Kwota, potrzebna do opłacenia operacji, jak i lotu medycznego z Lublina do Genewy, maleje z minuty na minutę. Prawdopodobnie już w weekend uda się osiągnąć cel.
Mama Szymonka, Paulina Sternik jest szczęśliwa, że jej dziecku życzliwość okazało wiele osób, które w przeróżny sposób pomagają zasilić zbiórkę. Tym samym dają jej synowi możliwość walki o życie. Jak mówi, cudowniejszego prezentu na Mikołaja nie mogli sobie wymarzyć.
– Ta największa walka dopiero przed Szymkiem, ale dzięki słuchaczom, wszystkim ludziom o dobrych sercach, lokalnym władzom i osobom chętnym, aby nam pomóc, mamy szansę na życie. I to jest cudowne – mówi Paulina Sternik.
Jeszcze w poniedziałek brakowało połowy kwoty, w ciągu tygodnia na rodzinę spadła wiadomość o dodatkowych kosztach 100 tys. zł. Konieczny jest bowiem specjalistyczny lot medyczny z lekarzami na pokładzie. Paulina Sternik mówi, że wiadomość ją przeraziła. Myślała, że zbiórka spowolni, a ta wręcz przyspieszyła.

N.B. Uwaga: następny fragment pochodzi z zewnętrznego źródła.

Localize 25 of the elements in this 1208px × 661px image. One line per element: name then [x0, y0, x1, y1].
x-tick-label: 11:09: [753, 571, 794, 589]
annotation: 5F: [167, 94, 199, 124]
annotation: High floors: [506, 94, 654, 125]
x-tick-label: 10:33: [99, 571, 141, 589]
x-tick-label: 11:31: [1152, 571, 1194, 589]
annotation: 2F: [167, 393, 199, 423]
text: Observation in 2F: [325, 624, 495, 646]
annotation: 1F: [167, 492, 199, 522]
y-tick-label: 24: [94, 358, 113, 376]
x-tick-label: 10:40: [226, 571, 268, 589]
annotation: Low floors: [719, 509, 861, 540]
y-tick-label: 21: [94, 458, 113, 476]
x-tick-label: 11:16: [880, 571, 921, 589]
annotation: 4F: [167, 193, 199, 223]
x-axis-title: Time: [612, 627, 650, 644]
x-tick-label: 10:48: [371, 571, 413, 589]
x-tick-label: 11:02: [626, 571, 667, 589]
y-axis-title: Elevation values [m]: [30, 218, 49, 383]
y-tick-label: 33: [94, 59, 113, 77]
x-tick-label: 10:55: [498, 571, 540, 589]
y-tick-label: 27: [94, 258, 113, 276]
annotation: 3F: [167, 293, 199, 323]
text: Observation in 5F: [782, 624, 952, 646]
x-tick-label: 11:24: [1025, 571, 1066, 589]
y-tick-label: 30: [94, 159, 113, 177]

– Stało się coś niesamowitego, jesteśmy przeszczęśliwi. Sam fakt, że nie możemy lecieć zwykłym samolotem była przytłaczająca, ale z drugiej strony będziemy mieć lot bezpieczny, a to jest bardzo ważne – dodaje Paulina Sternik.
Zebranie funduszy pozwoli Szymonkowi jak najszybciej wyjechać do kliniki, ponieważ operacja może odbyć się już w styczniu. Jak już informowaliśmy, dziecko ma śmiertelną wadę serca - mnogie VSD. Oznacza to, że serduszko podziurawione jest jak sito, ale można je „załatać”. Szybka reakcja lekarzy pozwoli chłopcu szybko dojść do siebie po tej skomplikowanej medycznej interwencji.
Operacja w Genewie ma się odbyć w połowie stycznia.